A recent UDRP decision demonstrates that a variety of factors can make success uncertain where a brand owner’s asserted mark has arguably descriptive or generic meanings, where the junior user showed a good faith basis for use of the mark, and where the brand owner’s services are geographically limited.

Complainant Yonder, Inc. (“Yonder NC”) provides vacation home rental services in two areas of North Carolina under the registered mark YONDER. It conducted its business through the website. Respondent Yonder Global, Inc. (“Yonder Global”) provides online bookings for temporary lodgings and agricultural tourism. Yonder Global acquired the domain name on April 16, 2019, from which date it had continuously advertised its services. Yonder NC filed a UDRP complaint, alleging Yonder Global’s bad faith was shown by the fact it used the domain for services that directly competed with Yonder NC’s.

To prevail in a UDRP proceeding, a complainant must establish the following three elements: (1) the disputed domain is identical or confusingly similar to the complainant’s trademark or service mark; (2) the domain name registrant has no rights or legitimate interests in the domain; and (3) the domain was registered and is being used in bad faith.

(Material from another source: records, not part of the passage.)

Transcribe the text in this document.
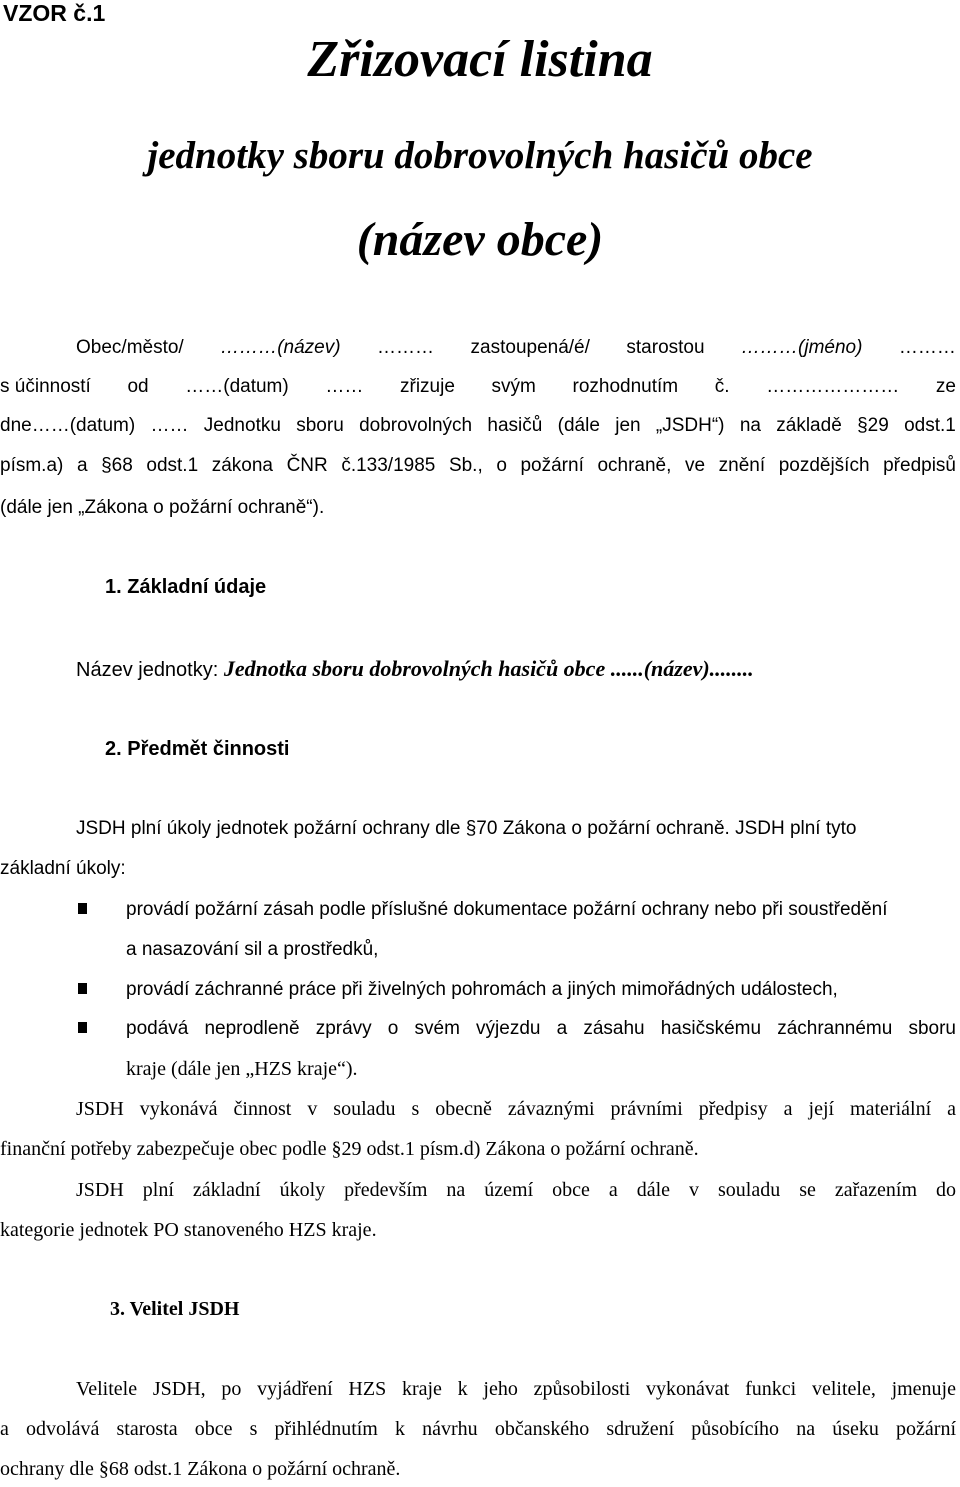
VZOR č.1
Zřizovací listina
jednotky sboru dobrovolných hasičů obce
(název obce)
Obec/město/ ………(název) ……… zastoupená/é/ starostou ………(jméno) ………
s účinností od ……(datum) …… zřizuje svým rozhodnutím č. ………………… ze
dne……(datum) …… Jednotku sboru dobrovolných hasičů (dále jen „JSDH“) na základě §29 odst.1
písm.a) a §68 odst.1 zákona ČNR č.133/1985 Sb., o požární ochraně, ve znění pozdějších předpisů
(dále jen „Zákona o požární ochraně“).
1. Základní údaje
Název jednotky: Jednotka sboru dobrovolných hasičů obce ......(název)........
2. Předmět činnosti
JSDH plní úkoly jednotek požární ochrany dle §70 Zákona o požární ochraně. JSDH plní tyto
základní úkoly:
provádí požární zásah podle příslušné dokumentace požární ochrany nebo při soustředění
a nasazování sil a prostředků,
provádí záchranné práce při živelných pohromách a jiných mimořádných událostech,
podává neprodleně zprávy o svém výjezdu a zásahu hasičskému záchrannému sboru
kraje (dále jen „HZS kraje“).
JSDH vykonává činnost v souladu s obecně závaznými právními předpisy a její materiální a
finanční potřeby zabezpečuje obec podle §29 odst.1 písm.d) Zákona o požární ochraně.
JSDH plní základní úkoly především na území obce a dále v souladu se zařazením do
kategorie jednotek PO stanoveného HZS kraje.
3. Velitel JSDH
Velitele JSDH, po vyjádření HZS kraje k jeho způsobilosti vykonávat funkci velitele, jmenuje
a odvolává starosta obce s přihlédnutím k návrhu občanského sdružení působícího na úseku požární
ochrany dle §68 odst.1 Zákona o požární ochraně.
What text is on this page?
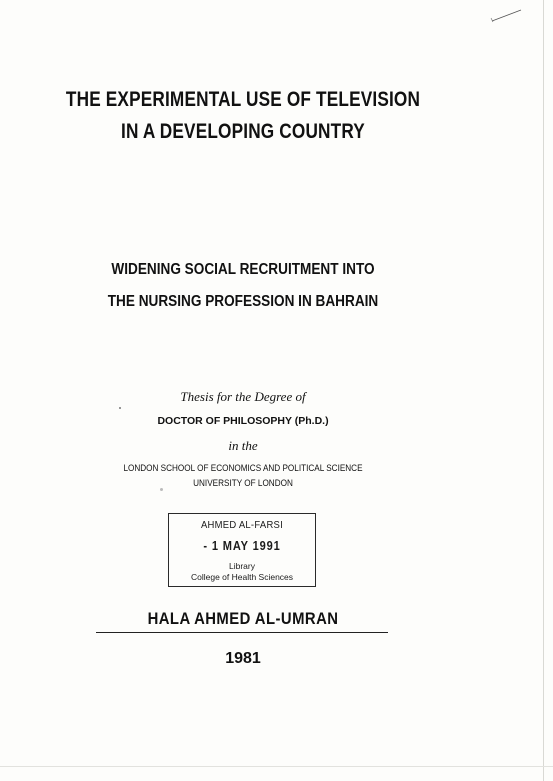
THE EXPERIMENTAL USE OF TELEVISION
IN A DEVELOPING COUNTRY
WIDENING SOCIAL RECRUITMENT INTO
THE NURSING PROFESSION IN BAHRAIN
Thesis for the Degree of
DOCTOR OF PHILOSOPHY (Ph.D.)
in the
LONDON SCHOOL OF ECONOMICS AND POLITICAL SCIENCE
UNIVERSITY OF LONDON
AHMED AL-FARSI
- 1 MAY 1991
Library
College of Health Sciences
HALA AHMED AL-UMRAN
1981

Here, the UDRP panel had no difficulty finding Yonder Global’s domain name was identical to Yonder NC’s registered YONDER mark.  Nonetheless, the panel identified several bases for Yonder Global’s argument that it had a legitimate interest in the domain name. Specifically, Yonder Global established that before it had any notice of the domain dispute, it had made demonstrable preparations to use the domain name in connection with a bona fide offering of goods or services. The panel emphasized that any respondent seeking to avail itself of this defense must provide evidence supporting that assertion. Here, Yonder Global was notified of the dispute on November 25, 2019, and established:

  1. It filed three trademark applications with the USPTO for the YONDER mark on October 11, 2018, covering activities such as a website for “eco-lodging”;
  2. It was incorporated on September 21, 2018 and changed its name to Yonder Global, Inc. on April 3, 2019;
  3. It had operated its website since at least July 9, 2019. Respondent’s assertion was supported by a historical screenshot from the Internet Archive, dated October 25, 2019, that showed a webpage substantially the same as Respondent’s current website;
  4. It paid $253,000.00 for the domain name. According to the panel, this high price, combined with the fact that Complainant’s business was small, made it reasonable to assume Respondent registered the domain not to target Complainant, but as part of a genuine plan to start an online booking service.

The panel further found Yonder Global had a legitimate interest in the domain name because “yonder” is a common dictionary word, highly suggestive of the services Yonder Global provided. Based on the foregoing evidence, the panel concluded: “Respondent adopted the word ‘yonder’ for its domain name as the word evoked the notion of travel from one place to another, the same notion the Respondent associated with its business.”

The evidence also supported the panel’s conclusion that the domain had not been registered or used in bad faith. Additionally, according to the panel, the parties’ respective business models were different enough to make confusion unlikely. Notably, the panel observed: “[B]y including the letters ‘nc’ in the domain name and by continuing to use that domain to run its business, Yonder NC virtually asserted that the business was limited to being a North Carolina business.” Further, Yonder NC’s website made specific reference to the fact that it was a North Carolina business and, in response to the UDRP complaint, Yonder Global agreed not to do business in that state.

While the respondent prevailed in this case due to its extensive evidence, the panel could have decided the other way. Many UDRP decisions hold that using another’s trademark for a competing business cannot be a legitimate interest. And, although the panel emphasized Yonder NC’s ’s geographically limited services, a registered trademark is statutorily entitled to a legal presumption of nationwide protection. Here, however, the panel implicitly found Young NC’s mark to be commercially weak and therefore not entitled to the robust protection a more distinctive and famous mark might receive. Similarly, the panel’s conclusion that the parties’ business models were different was also likely connected to the narrowly prescribed rights the panel felt Young NC could assert.

The case is Yonder Inc. v. Yonder Global, Inc. / Freyr Thor, Case No. FA1911001871167 NAF (Jan. 9, 2020).